Fjallraven Rucksack no. 21
A legendary company known for their elegant design, rugged materials, and proven functionality, Fjallraven immediately became one of my favorite brands. Everything is tough as nails, cool as Sammy Davis, and ready to take from the trails to the train. Also, Fjallraven is an eco-conscious company that’s committed to sustainable practices.
When I picked up Fjallraven’s Rucksack no. 21 I was looking for an everyday bag. I required enough storage for my basic survival kit, some food, water, a book, my laptop, and a hoodie. This bag delivered with room to spare.

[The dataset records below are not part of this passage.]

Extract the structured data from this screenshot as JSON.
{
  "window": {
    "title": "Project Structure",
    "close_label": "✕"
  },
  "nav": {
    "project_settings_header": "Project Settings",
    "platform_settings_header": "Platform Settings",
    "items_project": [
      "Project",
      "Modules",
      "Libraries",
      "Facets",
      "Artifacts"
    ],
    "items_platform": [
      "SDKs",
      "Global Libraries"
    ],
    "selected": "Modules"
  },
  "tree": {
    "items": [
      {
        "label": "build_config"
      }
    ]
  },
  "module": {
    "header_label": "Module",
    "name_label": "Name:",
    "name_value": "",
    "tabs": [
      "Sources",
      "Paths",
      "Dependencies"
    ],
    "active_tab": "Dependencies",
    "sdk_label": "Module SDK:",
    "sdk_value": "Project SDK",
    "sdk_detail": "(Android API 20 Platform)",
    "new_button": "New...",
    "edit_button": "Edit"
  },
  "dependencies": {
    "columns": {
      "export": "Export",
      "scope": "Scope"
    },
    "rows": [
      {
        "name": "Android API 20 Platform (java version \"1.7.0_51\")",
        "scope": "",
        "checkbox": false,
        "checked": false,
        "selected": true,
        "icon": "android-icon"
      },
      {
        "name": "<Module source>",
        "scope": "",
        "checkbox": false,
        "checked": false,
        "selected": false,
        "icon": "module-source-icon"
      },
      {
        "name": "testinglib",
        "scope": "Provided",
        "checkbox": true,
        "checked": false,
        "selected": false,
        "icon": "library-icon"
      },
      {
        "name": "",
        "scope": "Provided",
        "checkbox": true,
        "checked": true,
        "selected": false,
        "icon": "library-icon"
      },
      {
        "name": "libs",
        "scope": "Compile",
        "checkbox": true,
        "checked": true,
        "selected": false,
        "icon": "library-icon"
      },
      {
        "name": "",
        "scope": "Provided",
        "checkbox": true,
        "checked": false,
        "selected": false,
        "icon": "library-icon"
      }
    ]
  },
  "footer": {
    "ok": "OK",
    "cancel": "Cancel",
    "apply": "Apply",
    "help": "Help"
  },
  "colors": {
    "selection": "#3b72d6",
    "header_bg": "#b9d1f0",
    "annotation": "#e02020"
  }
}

A top load bag with a hood, the Fjallraven Rucksack no. 21 makes for easy packing on the go. It has one large main compartment and two side pockets for quick access. There’s a zippered pouch in the main area for valuables and with their renowned G-1000 material and durable leather, it looks better with age.
This is the perfect combination of timeless design, simple functionality, and sustainable materials. If you’re looking for an heirloom backpack, this is the one.
Cotopaxi Allpa 35L
Meet the Swiss Army Knife of bags. It is the go everywhere, do everything, plane to base-camp backpack you never knew you needed in life. Touted by Cotopaxi as the world’s greatest travel bag, the Allpa 35L fits everything you need for your next trip. It’s also very durable – you won’t have to worry about finding a tailor on your backpacking trip in the Himalayas.
A certified B Corporation, Cotopaxi donates 1% of profits to those in need. You can feel good about supporting a brand whose creed is “Do Good.”
This bag is built like a backpack, but it acts like luggage. The clamshell design gives you two distinct storage areas. Unzip down the side and it opens like a book. Both sides open via zippered netting and unveil your main storage areas. You can fit all your clothes, a pair of shoes, cosmetics bag, and snacks.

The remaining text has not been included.